As the group’s founder, al-Shami has overseen a rapid rise marked by violent debuts, including the killing of 12 Alawites in Arzah and five former Ba’athist security members in Tell Dahab on the day of its formation.
The massacre in Arzeh, Hama, in February 2025, where at least 15 civilians died, and later attacks like the assassinations in Homs and Aleppo on May 9, 2025, plus forest fires in Qardaha targeting Alawites, paint a picture of a group thriving on chaos.
Their decentralized “lone wolf squads” of 5 to 12 members suggest agility, but also a lack of centralized control that could hint at external influences—or vulnerabilities.
Al-Hol Connection and SDF’s failure
What troubles me most is the growing evidence tying this group to Al-Hol camp, a sprawling detention facility controlled by the Syrian Democratic Forces (SDF), a Kurdish-led alliance with ties to the PKK.
Reports from the Syrian Ministry of Interior reveal that the cell leader behind the Damascus attack, Mohammad Abdelillah al-Jumaili—a so-called former Daesh “governor of the desert”—recruited non-Syrian extremists from Al-Hol to carry out the church bombing and a thwarted attack on the Sayyida Zainab shrine.
These individuals infiltrated Damascus from the camp, exploiting a post-liberation security vacuum with al-Jumaili’s help.
The U.S. Department of State’s 2023 terrorism report flags Al-Hol as a hotbed for Daesh sympathizers, and my research suggests it’s become a breeding ground for groups like Saraya Ansar al-Sunnah, whether through direct recruitment or shared radical networks.
I can’t help but see the SDF’s fingerprints on this disaster.
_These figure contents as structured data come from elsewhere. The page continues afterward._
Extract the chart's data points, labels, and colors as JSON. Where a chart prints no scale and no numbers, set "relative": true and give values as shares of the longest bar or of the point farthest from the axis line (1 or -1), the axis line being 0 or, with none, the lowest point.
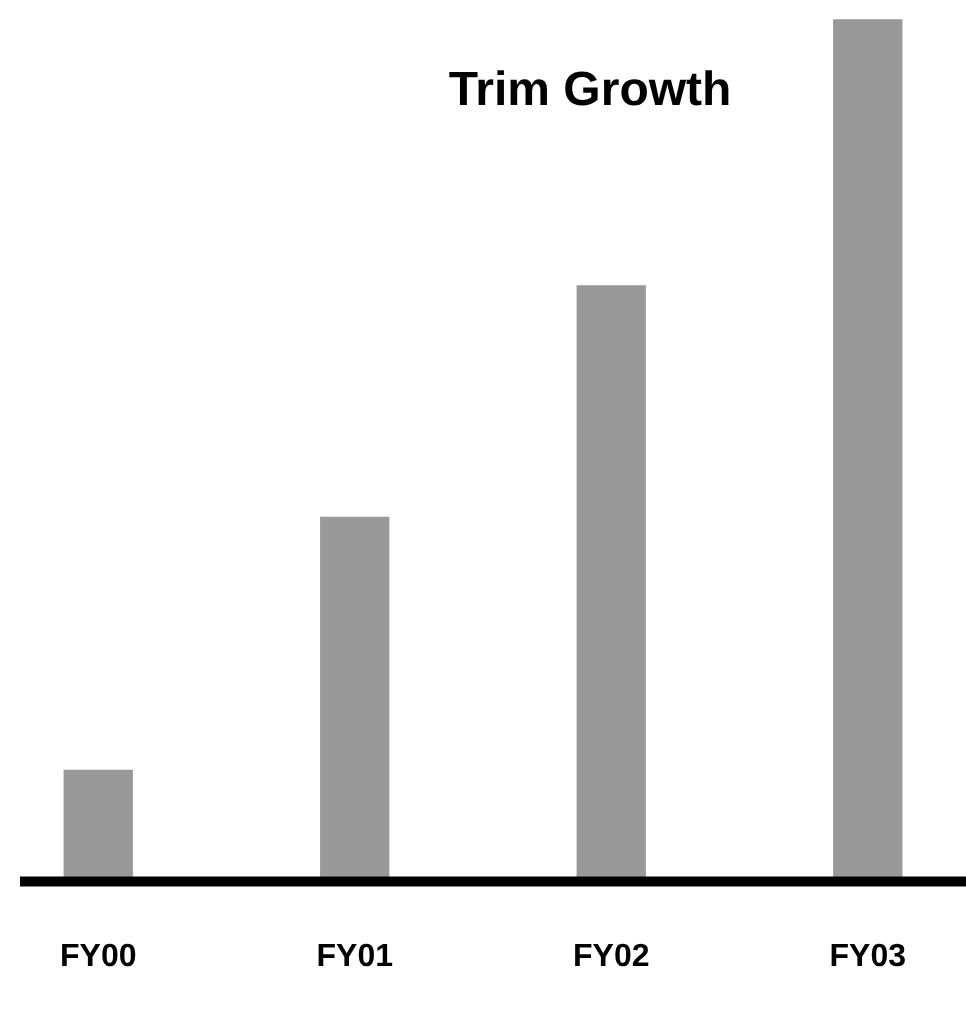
{
  "chart_data": {
    "type": "bar",
    "title": "Trim Growth",
    "categories": [
      "FY00",
      "FY01",
      "FY02",
      "FY03"
    ],
    "values": [
      0.125,
      0.42,
      0.69,
      1
    ],
    "color": "#999999",
    "relative": true,
    "grid": false,
    "legend": false
  }
}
Their inability to secure Al-Hol—allowing terrorists to slip out and wreak havoc in Damascus—raises serious questions.
The camp’s conditions, marked by overcrowding and radicalization, seem to have turned it into a launchpad for extremism, indirectly feeding groups that thrive on sectarian violence.
While I don’t have definitive proof of a formal proxy relationship between Saraya Ansar al-Sunnah and the SDF or PKK, the camp’s role under SDF control suggests a troubling link that can’t be ignored.
The SDF’s decentralized approach, mirroring the tactics of groups it opposes, might be fueling the very chaos it claims to combat.
Call for responsibility
This brings me to my core concern: the SDF can no longer, and should no longer, bear the burden of managing extremist prisoners and camps like Al-Hol. The international community, particularly the United States, which has backed the SDF, must step in.
The camp’s security failures—highlighted by the Damascus attack—show that a regional militia, no matter how well-intentioned, lacks the resources and oversight to handle such a volatile population.
The recent arrests of al-Jumaili and his network, while a step forward, expose the reactive nature of current efforts. We need a coordinated, multinational strategy to relocate and rehabilitate these detainees, stripping the SDF of a responsibility it’s clearly unequipped to handle.
Saraya Ansar al-Sunnah’s rise, fueled by recruits from Al-Hol, underscores the urgent need for change.
Whether it’s a proxy or an opportunistic offshoot, its actions threaten Syria’s fragile stability. I believe the SDF’s continued control over such camps is a recipe for more tragedy, and it’s time for a bold rethink—before the next attack hits closer to home.